Perhaps this is why I was pleasantly surprised by Harry Potter and the Deathly Hallows which I found to be a worthy closure of the young and scarred wizard’s film saga. The first part is decent, given that the first part of the book is actually hard to digest (or at least so I thought when I read it more than ten years ago). The story of Harry, Hermione and Ron lost in the woods barely has any rhythm at all and the lack of the school classes, exams, and professors really hurts the movie. It’s better to get over it in two hours of film than in six or seven hours of reading!
And the second part/film delivers a glorious and memorable battle of Hogwarts, with a lot of time dedicated to the most important confrontation, the one between Voldemort and Harry. The special effects are great, the epic tones are appropriate, and the cinematography is as usual too dark. Also, the animated sequence of the tale of the gifts of death is incredibly beautiful! That being said, there are a few aspects that, as a lover of Harry’s books, I didn’t like very much. I admit that in many cases Yates managed to remain faithful to the book, for example with the almost casual treatment of the death of Lupin and Tonks, two characters that I adored but to whom even the book devotes little space. On the other hand, the slaughter of the entire generation of Harry’s parents comes across as inevitable: think of Sirius Black, of Lupin, but also of Peter Pettigrew, of course James and Lily, and the heroic Severus Snape (well, even Bellatrix Lestrange if you want!). It’s a pity that this part of the story, perhaps the one that fascinated me the most when reading the books (also due to the my age being close to that of those characters), wasn’t developed very well in the films which, for obvious reasons of time, focused on Harry and his young friends.
But, above all, the thing I liked the least about Harry Potter and the Deathly Hallows is how Albus Dumbledore was ignored. In fact, what surprised me the most when reading the book is how much Dumbledore was present despite his death at the end of Harry Potter and the Half-Blood Prince. His personal story is greatly developed in the book, while in the film there’s barely any mention of it. What a wasted opportunity! And as a collateral victim of this choice here’s Severus Snape who emerges as a true hero in the seventh book but who in the film lives only a brief moment of redemption that doesn’t do justice to what is perhaps the most complex character of the whole saga. All his actions of the last seven years should be re-evaluated in light of the great revelation of his loyalty to Dumbledore and, therefore, to Harry. I don’t know if this message is adequately conveyed by the movie…

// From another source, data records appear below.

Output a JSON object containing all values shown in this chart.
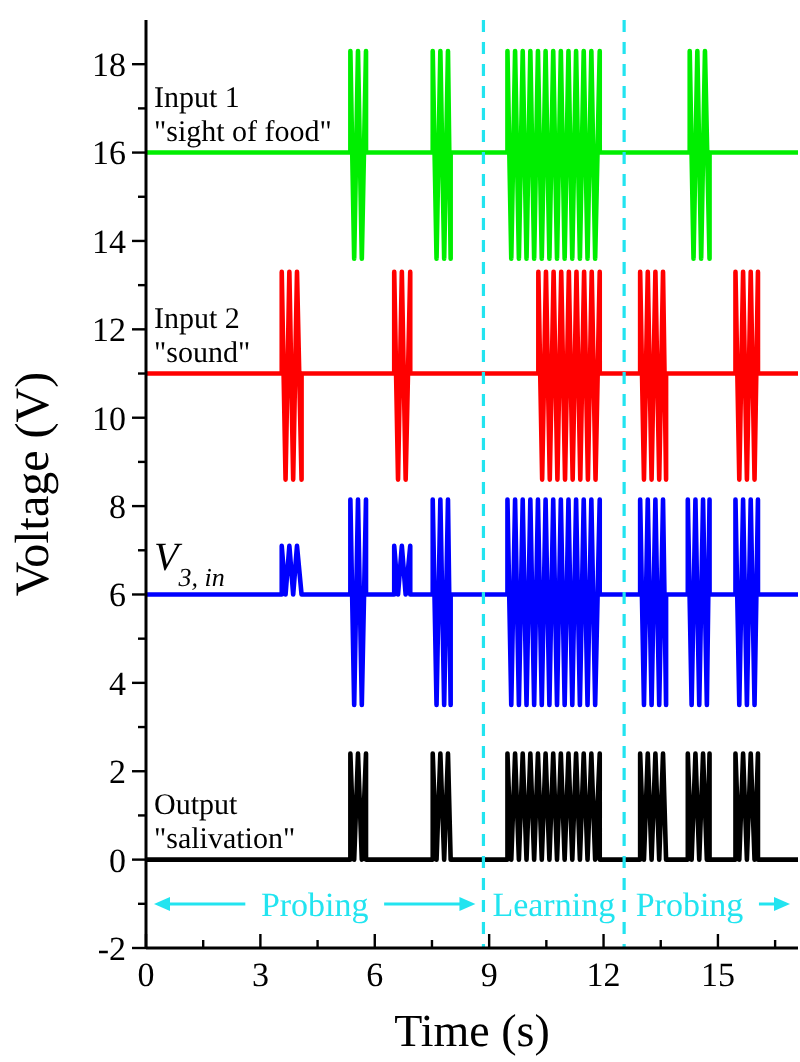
{
  "chart_data": {
    "type": "line",
    "xlabel": "Time (s)",
    "ylabel": "Voltage (V)",
    "xlim": [
      0,
      17.1
    ],
    "ylim": [
      -2,
      19
    ],
    "xticks": [
      0,
      {
        "value": 1.5,
        "label": null
      },
      3,
      {
        "value": 4.5,
        "label": null
      },
      6,
      {
        "value": 7.5,
        "label": null
      },
      9,
      {
        "value": 10.5,
        "label": null
      },
      12,
      {
        "value": 13.5,
        "label": null
      },
      15,
      {
        "value": 16.5,
        "label": null
      }
    ],
    "yticks": [
      -2,
      {
        "value": -1,
        "label": null
      },
      0,
      {
        "value": 1,
        "label": null
      },
      2,
      {
        "value": 3,
        "label": null
      },
      4,
      {
        "value": 5,
        "label": null
      },
      6,
      {
        "value": 7,
        "label": null
      },
      8,
      {
        "value": 9,
        "label": null
      },
      10,
      {
        "value": 11,
        "label": null
      },
      12,
      {
        "value": 13,
        "label": null
      },
      14,
      {
        "value": 15,
        "label": null
      },
      16,
      {
        "value": 17,
        "label": null
      },
      18
    ],
    "grid": false,
    "marker": "none",
    "line_style": "solid",
    "series": [
      {
        "name": "Input 1 \"sight of food\"",
        "color": "#00ee00",
        "x": [
          0,
          5.36,
          5.36,
          5.46,
          5.56,
          5.66,
          5.77,
          5.77,
          7.52,
          7.52,
          7.62,
          7.72,
          7.82,
          7.92,
          7.99,
          7.99,
          9.48,
          9.48,
          9.58,
          9.68,
          9.78,
          9.88,
          9.98,
          10.08,
          10.18,
          10.28,
          10.38,
          10.48,
          10.58,
          10.68,
          10.78,
          10.88,
          10.98,
          11.08,
          11.18,
          11.28,
          11.38,
          11.48,
          11.58,
          11.68,
          11.78,
          11.9,
          11.9,
          14.26,
          14.26,
          14.36,
          14.46,
          14.56,
          14.66,
          14.78,
          14.78,
          17.1
        ],
        "values": [
          16,
          16,
          18.3,
          13.6,
          18.3,
          13.6,
          18.3,
          16,
          16,
          18.3,
          13.6,
          18.3,
          13.6,
          18.3,
          13.6,
          16,
          16,
          18.3,
          13.6,
          18.3,
          13.6,
          18.3,
          13.6,
          18.3,
          13.6,
          18.3,
          13.6,
          18.3,
          13.6,
          18.3,
          13.6,
          18.3,
          13.6,
          18.3,
          13.6,
          18.3,
          13.6,
          18.3,
          13.6,
          18.3,
          13.6,
          18.3,
          16,
          16,
          18.3,
          13.6,
          18.3,
          13.6,
          18.3,
          13.6,
          16,
          16
        ]
      },
      {
        "name": "Input 2 \"sound\"",
        "color": "#ff0000",
        "x": [
          0,
          3.56,
          3.56,
          3.66,
          3.76,
          3.86,
          3.96,
          4.08,
          4.08,
          6.51,
          6.51,
          6.61,
          6.71,
          6.81,
          6.93,
          6.93,
          10.29,
          10.29,
          10.39,
          10.49,
          10.59,
          10.69,
          10.79,
          10.89,
          10.99,
          11.09,
          11.19,
          11.29,
          11.39,
          11.49,
          11.59,
          11.69,
          11.79,
          11.9,
          11.9,
          12.96,
          12.96,
          13.06,
          13.16,
          13.26,
          13.36,
          13.46,
          13.56,
          13.64,
          13.64,
          15.46,
          15.46,
          15.56,
          15.66,
          15.76,
          15.86,
          15.96,
          16.05,
          16.05,
          17.1
        ],
        "values": [
          11,
          11,
          13.3,
          8.6,
          13.3,
          8.6,
          13.3,
          8.6,
          11,
          11,
          13.3,
          8.6,
          13.3,
          8.6,
          13.3,
          11,
          11,
          13.3,
          8.6,
          13.3,
          8.6,
          13.3,
          8.6,
          13.3,
          8.6,
          13.3,
          8.6,
          13.3,
          8.6,
          13.3,
          8.6,
          13.3,
          8.6,
          13.3,
          11,
          11,
          13.3,
          8.6,
          13.3,
          8.6,
          13.3,
          8.6,
          13.3,
          8.6,
          11,
          11,
          13.3,
          8.6,
          13.3,
          8.6,
          13.3,
          8.6,
          13.3,
          11,
          11
        ]
      },
      {
        "name": "V$_{3, in}$",
        "color": "#0000ff",
        "x": [
          0,
          3.56,
          3.56,
          3.66,
          3.76,
          3.86,
          3.96,
          4.08,
          4.08,
          5.36,
          5.36,
          5.46,
          5.56,
          5.66,
          5.77,
          5.77,
          6.51,
          6.51,
          6.61,
          6.71,
          6.81,
          6.93,
          6.93,
          7.52,
          7.52,
          7.62,
          7.72,
          7.82,
          7.92,
          7.99,
          7.99,
          9.48,
          9.48,
          9.58,
          9.68,
          9.78,
          9.88,
          9.98,
          10.08,
          10.18,
          10.28,
          10.38,
          10.48,
          10.58,
          10.68,
          10.78,
          10.88,
          10.98,
          11.08,
          11.18,
          11.28,
          11.38,
          11.48,
          11.58,
          11.68,
          11.78,
          11.9,
          11.9,
          12.96,
          12.96,
          13.06,
          13.16,
          13.26,
          13.36,
          13.46,
          13.56,
          13.64,
          13.64,
          14.21,
          14.21,
          14.31,
          14.41,
          14.51,
          14.61,
          14.71,
          14.78,
          14.78,
          15.46,
          15.46,
          15.56,
          15.66,
          15.76,
          15.86,
          15.96,
          16.05,
          16.05,
          17.1
        ],
        "values": [
          6,
          6,
          7.1,
          6,
          7.1,
          6,
          7.1,
          6,
          6,
          6,
          8.15,
          3.5,
          8.15,
          3.5,
          8.15,
          6,
          6,
          7.1,
          6,
          7.1,
          6,
          7.1,
          6,
          6,
          8.15,
          3.5,
          8.15,
          3.5,
          8.15,
          3.5,
          6,
          6,
          8.15,
          3.5,
          8.15,
          3.5,
          8.15,
          3.5,
          8.15,
          3.5,
          8.15,
          3.5,
          8.15,
          3.5,
          8.15,
          3.5,
          8.15,
          3.5,
          8.15,
          3.5,
          8.15,
          3.5,
          8.15,
          3.5,
          8.15,
          3.5,
          8.15,
          6,
          6,
          8.15,
          3.5,
          8.15,
          3.5,
          8.15,
          3.5,
          8.15,
          3.5,
          6,
          6,
          8.15,
          3.5,
          8.15,
          3.5,
          8.15,
          3.5,
          8.15,
          6,
          6,
          8.15,
          3.5,
          8.15,
          3.5,
          8.15,
          3.5,
          8.15,
          6,
          6
        ]
      },
      {
        "name": "Output \"salivation\"",
        "color": "#000000",
        "x": [
          0,
          5.36,
          5.36,
          5.46,
          5.56,
          5.66,
          5.77,
          5.77,
          7.52,
          7.52,
          7.62,
          7.72,
          7.82,
          7.92,
          7.99,
          7.99,
          9.48,
          9.48,
          9.58,
          9.68,
          9.78,
          9.88,
          9.98,
          10.08,
          10.18,
          10.28,
          10.38,
          10.48,
          10.58,
          10.68,
          10.78,
          10.88,
          10.98,
          11.08,
          11.18,
          11.28,
          11.38,
          11.48,
          11.58,
          11.68,
          11.78,
          11.9,
          11.9,
          12.96,
          12.96,
          13.06,
          13.16,
          13.26,
          13.36,
          13.46,
          13.56,
          13.64,
          13.64,
          14.21,
          14.21,
          14.31,
          14.41,
          14.51,
          14.61,
          14.71,
          14.78,
          14.78,
          15.46,
          15.46,
          15.56,
          15.66,
          15.76,
          15.86,
          15.96,
          16.05,
          16.05,
          17.1
        ],
        "values": [
          0,
          0,
          2.4,
          0,
          2.4,
          0,
          2.4,
          0,
          0,
          2.4,
          0,
          2.4,
          0,
          2.4,
          0,
          0,
          0,
          2.4,
          0,
          2.4,
          0,
          2.4,
          0,
          2.4,
          0,
          2.4,
          0,
          2.4,
          0,
          2.4,
          0,
          2.4,
          0,
          2.4,
          0,
          2.4,
          0,
          2.4,
          0,
          2.4,
          0,
          2.4,
          0,
          0,
          2.4,
          0,
          2.4,
          0,
          2.4,
          0,
          2.4,
          0,
          0,
          0,
          2.4,
          0,
          2.4,
          0,
          2.4,
          0,
          2.4,
          0,
          0,
          2.4,
          0,
          2.4,
          0,
          2.4,
          0,
          2.4,
          0,
          0
        ]
      }
    ],
    "ref_lines": [
      {
        "axis": "x",
        "value": 8.85,
        "color": "#22e4f0",
        "line_style": "dashed"
      },
      {
        "axis": "x",
        "value": 12.54,
        "color": "#22e4f0",
        "line_style": "dashed"
      }
    ],
    "annotations": [
      "Probing",
      "Learning",
      "Probing"
    ]
  }
}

I realize that my criticisms are linked to the (for me inevitable) comparison between the book and the film. If I forget the book for a moment, I can say that both parts of the film work (although the first one is slower and has little sense of direction) as an epic end of the saga. All the actors demonstrate an incredible chemistry built with years of friendship and joint work that clearly show on screen. And, like the Harry Potter and the Order of the Phoenix finale, this ending is also great: it’s dynamic, well filmed, fun, tragic… In short, it closes an adventure that lasted for many years and that, if binge-watched, sum to almost twenty hours of film!

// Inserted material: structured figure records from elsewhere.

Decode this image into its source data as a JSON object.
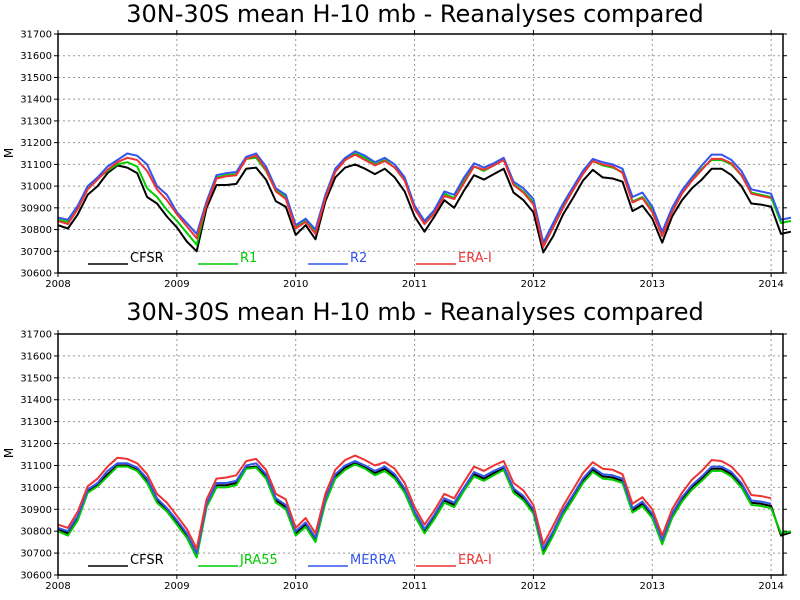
{
  "chart_data": [
    {
      "type": "line",
      "title": "30N-30S mean H-10 mb - Reanalyses compared",
      "ylabel": "M",
      "xlim": [
        2008,
        2014.1
      ],
      "ylim": [
        30600,
        31700
      ],
      "x_ticks": [
        "2008",
        "2009",
        "2010",
        "2011",
        "2012",
        "2013",
        "2014"
      ],
      "y_ticks": [
        "30600",
        "30700",
        "30800",
        "30900",
        "31000",
        "31100",
        "31200",
        "31300",
        "31400",
        "31500",
        "31600",
        "31700"
      ],
      "grid": true,
      "legend": "bottom-left",
      "series": [
        {
          "name": "CFSR",
          "color": "#000000",
          "values": [
            30820,
            30805,
            30870,
            30960,
            31000,
            31060,
            31095,
            31085,
            31060,
            30950,
            30920,
            30860,
            30810,
            30745,
            30700,
            30900,
            31005,
            31005,
            31010,
            31080,
            31085,
            31030,
            30930,
            30905,
            30775,
            30820,
            30755,
            30930,
            31040,
            31085,
            31100,
            31080,
            31055,
            31080,
            31040,
            30975,
            30860,
            30790,
            30860,
            30935,
            30900,
            30980,
            31050,
            31030,
            31055,
            31080,
            30970,
            30935,
            30880,
            30695,
            30770,
            30870,
            30945,
            31025,
            31075,
            31040,
            31035,
            31020,
            30885,
            30910,
            30850,
            30740,
            30860,
            30935,
            30990,
            31030,
            31080,
            31080,
            31050,
            31000,
            30920,
            30915,
            30905,
            30780,
            30790
          ]
        },
        {
          "name": "R1",
          "color": "#00cc00",
          "values": [
            30845,
            30835,
            30905,
            30995,
            31035,
            31070,
            31100,
            31110,
            31090,
            30990,
            30950,
            30890,
            30840,
            30785,
            30730,
            30920,
            31040,
            31050,
            31055,
            31125,
            31130,
            31070,
            30980,
            30950,
            30810,
            30840,
            30790,
            30950,
            31070,
            31120,
            31150,
            31130,
            31100,
            31120,
            31085,
            31030,
            30905,
            30830,
            30885,
            30965,
            30945,
            31025,
            31090,
            31070,
            31095,
            31120,
            31010,
            30975,
            30925,
            30730,
            30820,
            30910,
            30985,
            31060,
            31115,
            31095,
            31085,
            31065,
            30930,
            30950,
            30890,
            30780,
            30890,
            30970,
            31030,
            31080,
            31120,
            31120,
            31100,
            31050,
            30970,
            30960,
            30950,
            30830,
            30840
          ]
        },
        {
          "name": "R2",
          "color": "#3355ee",
          "values": [
            30855,
            30845,
            30910,
            31000,
            31040,
            31090,
            31120,
            31150,
            31140,
            31100,
            31000,
            30960,
            30880,
            30830,
            30780,
            30930,
            31050,
            31060,
            31065,
            31135,
            31150,
            31090,
            30990,
            30960,
            30820,
            30850,
            30800,
            30960,
            31080,
            31130,
            31160,
            31140,
            31110,
            31130,
            31100,
            31040,
            30910,
            30840,
            30890,
            30975,
            30960,
            31040,
            31105,
            31085,
            31105,
            31130,
            31020,
            30990,
            30940,
            30740,
            30830,
            30920,
            30995,
            31070,
            31125,
            31110,
            31100,
            31080,
            30950,
            30970,
            30905,
            30790,
            30900,
            30980,
            31040,
            31095,
            31145,
            31145,
            31120,
            31070,
            30985,
            30975,
            30965,
            30845,
            30855
          ]
        },
        {
          "name": "ERA-I",
          "color": "#ee3333",
          "values": [
            30840,
            30825,
            30895,
            30985,
            31030,
            31075,
            31110,
            31130,
            31120,
            31070,
            30985,
            30935,
            30870,
            30815,
            30760,
            30915,
            31035,
            31045,
            31050,
            31125,
            31140,
            31075,
            30975,
            30940,
            30805,
            30835,
            30780,
            30945,
            31065,
            31120,
            31145,
            31120,
            31095,
            31115,
            31085,
            31025,
            30895,
            30825,
            30875,
            30955,
            30940,
            31015,
            31090,
            31075,
            31095,
            31120,
            31005,
            30970,
            30915,
            30720,
            30810,
            30900,
            30980,
            31055,
            31115,
            31100,
            31090,
            31060,
            30925,
            30945,
            30880,
            30770,
            30880,
            30965,
            31025,
            31075,
            31125,
            31125,
            31105,
            31050,
            30965,
            30955,
            30945
          ]
        }
      ]
    },
    {
      "type": "line",
      "title": "30N-30S mean H-10 mb - Reanalyses compared",
      "ylabel": "M",
      "xlim": [
        2008,
        2014.1
      ],
      "ylim": [
        30600,
        31700
      ],
      "x_ticks": [
        "2008",
        "2009",
        "2010",
        "2011",
        "2012",
        "2013",
        "2014"
      ],
      "y_ticks": [
        "30600",
        "30700",
        "30800",
        "30900",
        "31000",
        "31100",
        "31200",
        "31300",
        "31400",
        "31500",
        "31600",
        "31700"
      ],
      "grid": true,
      "legend": "bottom-left",
      "series": [
        {
          "name": "CFSR",
          "color": "#000000",
          "values": [
            30810,
            30790,
            30860,
            30980,
            31010,
            31060,
            31100,
            31100,
            31080,
            31030,
            30940,
            30900,
            30840,
            30780,
            30690,
            30920,
            31010,
            31010,
            31020,
            31090,
            31095,
            31050,
            30940,
            30910,
            30790,
            30830,
            30760,
            30940,
            31050,
            31090,
            31110,
            31090,
            31065,
            31085,
            31050,
            30985,
            30880,
            30800,
            30865,
            30940,
            30920,
            30990,
            31060,
            31040,
            31065,
            31085,
            30985,
            30950,
            30890,
            30710,
            30790,
            30885,
            30955,
            31030,
            31080,
            31050,
            31045,
            31030,
            30895,
            30925,
            30870,
            30750,
            30870,
            30945,
            31000,
            31040,
            31085,
            31085,
            31060,
            31010,
            30930,
            30925,
            30915,
            30780,
            30795
          ]
        },
        {
          "name": "JRA55",
          "color": "#00cc00",
          "values": [
            30800,
            30780,
            30850,
            30975,
            31005,
            31050,
            31095,
            31095,
            31075,
            31020,
            30930,
            30890,
            30830,
            30770,
            30680,
            30910,
            31000,
            31000,
            31010,
            31085,
            31090,
            31040,
            30930,
            30900,
            30780,
            30820,
            30750,
            30930,
            31040,
            31080,
            31105,
            31085,
            31055,
            31075,
            31040,
            30975,
            30870,
            30790,
            30855,
            30930,
            30910,
            30985,
            31050,
            31030,
            31055,
            31080,
            30975,
            30940,
            30880,
            30695,
            30780,
            30875,
            30945,
            31020,
            31070,
            31040,
            31035,
            31020,
            30885,
            30915,
            30860,
            30740,
            30860,
            30935,
            30990,
            31030,
            31075,
            31075,
            31050,
            31000,
            30920,
            30915,
            30905,
            30790,
            30800
          ]
        },
        {
          "name": "MERRA",
          "color": "#3355ee",
          "values": [
            30815,
            30800,
            30870,
            30990,
            31020,
            31075,
            31110,
            31110,
            31090,
            31040,
            30950,
            30905,
            30850,
            30790,
            30700,
            30925,
            31020,
            31020,
            31030,
            31100,
            31110,
            31060,
            30950,
            30920,
            30800,
            30840,
            30770,
            30950,
            31060,
            31100,
            31120,
            31100,
            31075,
            31095,
            31060,
            30995,
            30890,
            30810,
            30875,
            30950,
            30930,
            31000,
            31070,
            31050,
            31075,
            31095,
            30995,
            30960,
            30900,
            30720,
            30800,
            30895,
            30965,
            31040,
            31090,
            31060,
            31055,
            31040,
            30905,
            30935,
            30880,
            30760,
            30880,
            30955,
            31010,
            31050,
            31095,
            31095,
            31070,
            31020,
            30940,
            30935,
            30925
          ]
        },
        {
          "name": "ERA-I",
          "color": "#ee3333",
          "values": [
            30830,
            30815,
            30890,
            31005,
            31040,
            31095,
            31135,
            31130,
            31110,
            31060,
            30970,
            30930,
            30870,
            30810,
            30720,
            30945,
            31040,
            31045,
            31055,
            31120,
            31130,
            31080,
            30970,
            30945,
            30815,
            30860,
            30790,
            30970,
            31080,
            31125,
            31145,
            31125,
            31100,
            31115,
            31085,
            31020,
            30910,
            30830,
            30895,
            30970,
            30950,
            31025,
            31095,
            31075,
            31100,
            31120,
            31020,
            30985,
            30920,
            30740,
            30825,
            30915,
            30990,
            31065,
            31115,
            31085,
            31080,
            31060,
            30925,
            30955,
            30900,
            30780,
            30900,
            30975,
            31035,
            31075,
            31125,
            31120,
            31095,
            31045,
            30965,
            30960,
            30950
          ]
        }
      ]
    }
  ]
}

And what do I think about the whole saga? The first film is a beautiful fairy tale for children where the goal is pure fun. Columbus worked well and succeeded in creating a unique and unforgettable world, then developed considerably in subsequent films, including his second one which already took on a more serious tone. Cuarón with his prisoner of Azkaban probably gave us the best film of all. The decline started with Newell’s goblet of fire and, above all, with Yates’ works: the order of the phoenix, the half-blood prince and the deathly hallows, with the latter a step above the previous two. But beyond my thoughts on the individual films, this saga is truly significant in the recent history of cinema. First of all, it’s a European saga in a market normally dominated by big Hollywood productions. Then, at least two good actors came out of it, Emma Watson and Daniel Radcliffe, who are also making brave choices in terms of independent films that they decide to participate in (on the other hand, poor Rupert Grint has only managed to work on some low-level comedies so far). And what about John Williams’ music, so beautiful and easily recognizable? The same goes for Hogwarts, whose profile is certainly at the level of Peter Jackson’s tower of Sauron: it’s unique.

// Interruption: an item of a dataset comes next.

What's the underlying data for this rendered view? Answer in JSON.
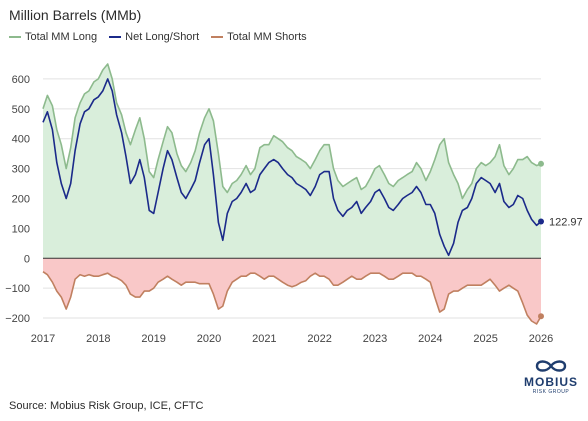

I am also pleased that, at least for now, there has been some respect towards this material which has managed to avoid remakes and reboots which seems to be the trend nowadays.
In short, I truly appreciate the Harry Potter films, I like rewatching them, I’m happy with my box containing them all on DVD (sooner or later I will upgrade it to Bluray, I know) and certainly recommend watching them (but if you haven’t read the books, please start from those, they are much better!). Ciao!